By Mike Musgrove
Washington Post Staff Writer
Thursday, September 20, 2007
It wasn't even close: The Redskins shut out the Bengals and the 49ers six to nothing this week.
Didn't hear about those matches? That's because they took place on Microsoft's private servers and in a desert world level of Halo 3, a sci-fi "shooter" title. One of gaming's most anticipated releases, it's due out for the Xbox 360 next week.
Redskins wide receiver Brandon Lloyd played host, while Microsoft filled the game room of his Leesburg home with widescreen TVs, Xboxes and four copies of Halo 3. Lloyd and teammates Ryan Boschetti, Mike Sellers and Nehemiah "Nemo" Broughton shot and lobbed grenades at some of their NFL colleagues playing online in San Francisco and Cincinnati.
Sponsoring Lloyd's house party was one small part of Microsoft's marketing blitz for the game, which the company hopes will help lift sales of its Xbox 360. It has a lot riding on the Halo 3 franchise, developed exclusively for the Xbox; the game's previous versions sold 15 million copies.
Even consumers who know nothing about video games will be encountering the last in the sci-fi trilogy in the next few weeks, as images from the game appear on Burger King wrappers, Slurpee cups and Pontiac car promotions.
Not all games capitalize on high expectations, of course. A much-hyped Godfather game title, for example, fizzled last year.
Halo 3, an epic tale of space marines vs. aliens, was developed by Microsoft's Bungie Studios and is Microsoft's leading argument to consumers this holiday season that they should buy an Xbox over rival consoles from Sony and Nintendo.
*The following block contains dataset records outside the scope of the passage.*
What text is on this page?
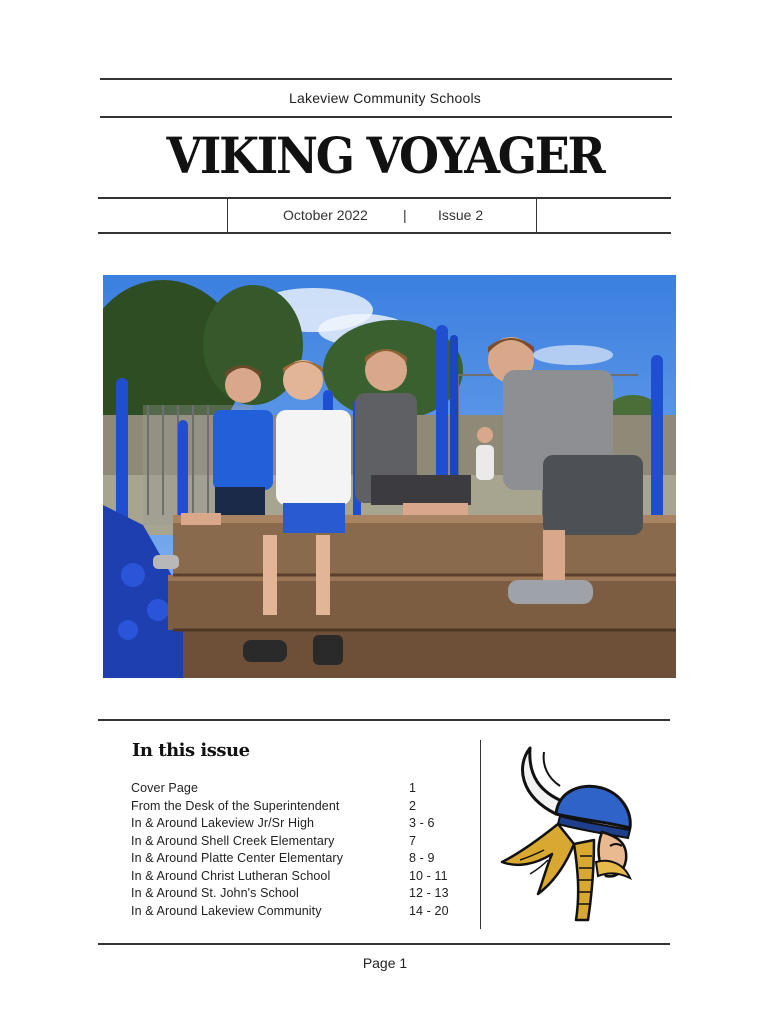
Lakeview Community Schools
VIKING VOYAGER
October 2022	| Issue 2
In this issue
Cover Page	1
From the Desk of the Superintendent	2
In & Around Lakeview Jr/Sr High	3 - 6
In & Around Shell Creek Elementary	7
In & Around Platte Center Elementary	8 - 9
In & Around Christ Lutheran School	10 - 11
In & Around St. John's School	12 - 13
In & Around Lakeview Community	14 - 20
Page 1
The new game represents Microsoft's shot to maintain its momentum against Sony this holiday season -- and steal some attention back from Nintendo, whose Wii console recently passed the Xbox 360 in sales.
"Microsoft knows that they are in a battle right now for the hearts and minds of gamers. Halo is their weapon," said Kevin Pereira, host of "Attack of the Show!" on the video-game-oriented channel G4. The channel is planning five hours of Halo coverage on the eve of the game's launch Tuesday.
Analyst Edward Woo estimated Halo 3 could outsell the first two versions, driving 400,000 more sales of the console this year on top of the nearly 2 million people predicted to buy the console this holiday season. Based on pre-orders for the title at game stores, Halo 3 could sell up to 3 million copies in less than two weeks, some analysts said.
Although that could boost Microsoft's business, it "won't change the fact that the Wii has the strongest sales momentum of the consoles right now," Woo said.
To stage its debut, Microsoft's PR team is busy giving video gaming tastemakers like the Redskins an early look. The company staged a similar session in Atlanta at the recording studio of rapper Lil Jon. Company representatives also spent five weeks touring with bands Linkin Park and My Chemical Romance -- and giving those musicians an early taste of the game.
Lloyd himself took a trip to New York this summer to attend a Halo event sponsored by Microsoft. He's not a Microsoft partisan, though; he also owns a Nintendo Wii and PlayStation 3, even if they've been put away for the duration of the Microsoft event. (For the record, Lloyd also carries an iPhone.)
At least one of Microsoft's rivals wasn't troubled by the marketing blitz. Halo 3 is "clearly their tent pole for the year, and they are depending greatly on its success," said Perrin Kaplan, a vice president at Nintendo of America. But she said the big launch could actually help Nintendo's mission of building a bigger audience for video games: "We welcome any products that continue to bring consumers into the fold."
Lloyd called his advance look at Halo 3 the "number one" perk he's gotten as an NFL player. "Playing video games is such a major part of my life. This is what I do to unwind. This is what I do to be by myself and escape. I go in my game room and play video games."
He's not alone. Washington Wizards point guard and team captain Gilbert Arenas sponsors a professional Halo team called Final Boss.
Solo and team video game play is a regular activity for Lloyd. Until Halo 3, he played Rainbow Six Las Vegas, a Tom Clancy game, "religiously," he said.
Funny thing, in case you're wondering: Lloyd doesn't spend a lot of time playing the popular Madden football video game. As an NFL player, Lloyd notices more than the average player how that virtual version "cheats" the real football experience, he said. His preferred virtual sport? NBA games.
The trash-talking in Lloyd's game room, packed to capacity with TVs, game consoles and football players, sounds like what you'd hear from any group of gamers -- except for a few job-related jabs.
"I can see why y'all lost to the Browns!" taunted Lloyd, after fragging a virtual warrior identified onscreen as a Bengals player.
Lloyd eventually declared that he wanted some tougher competition. "They need to bring Bill Gates and Mr. Bungie in to beat us!"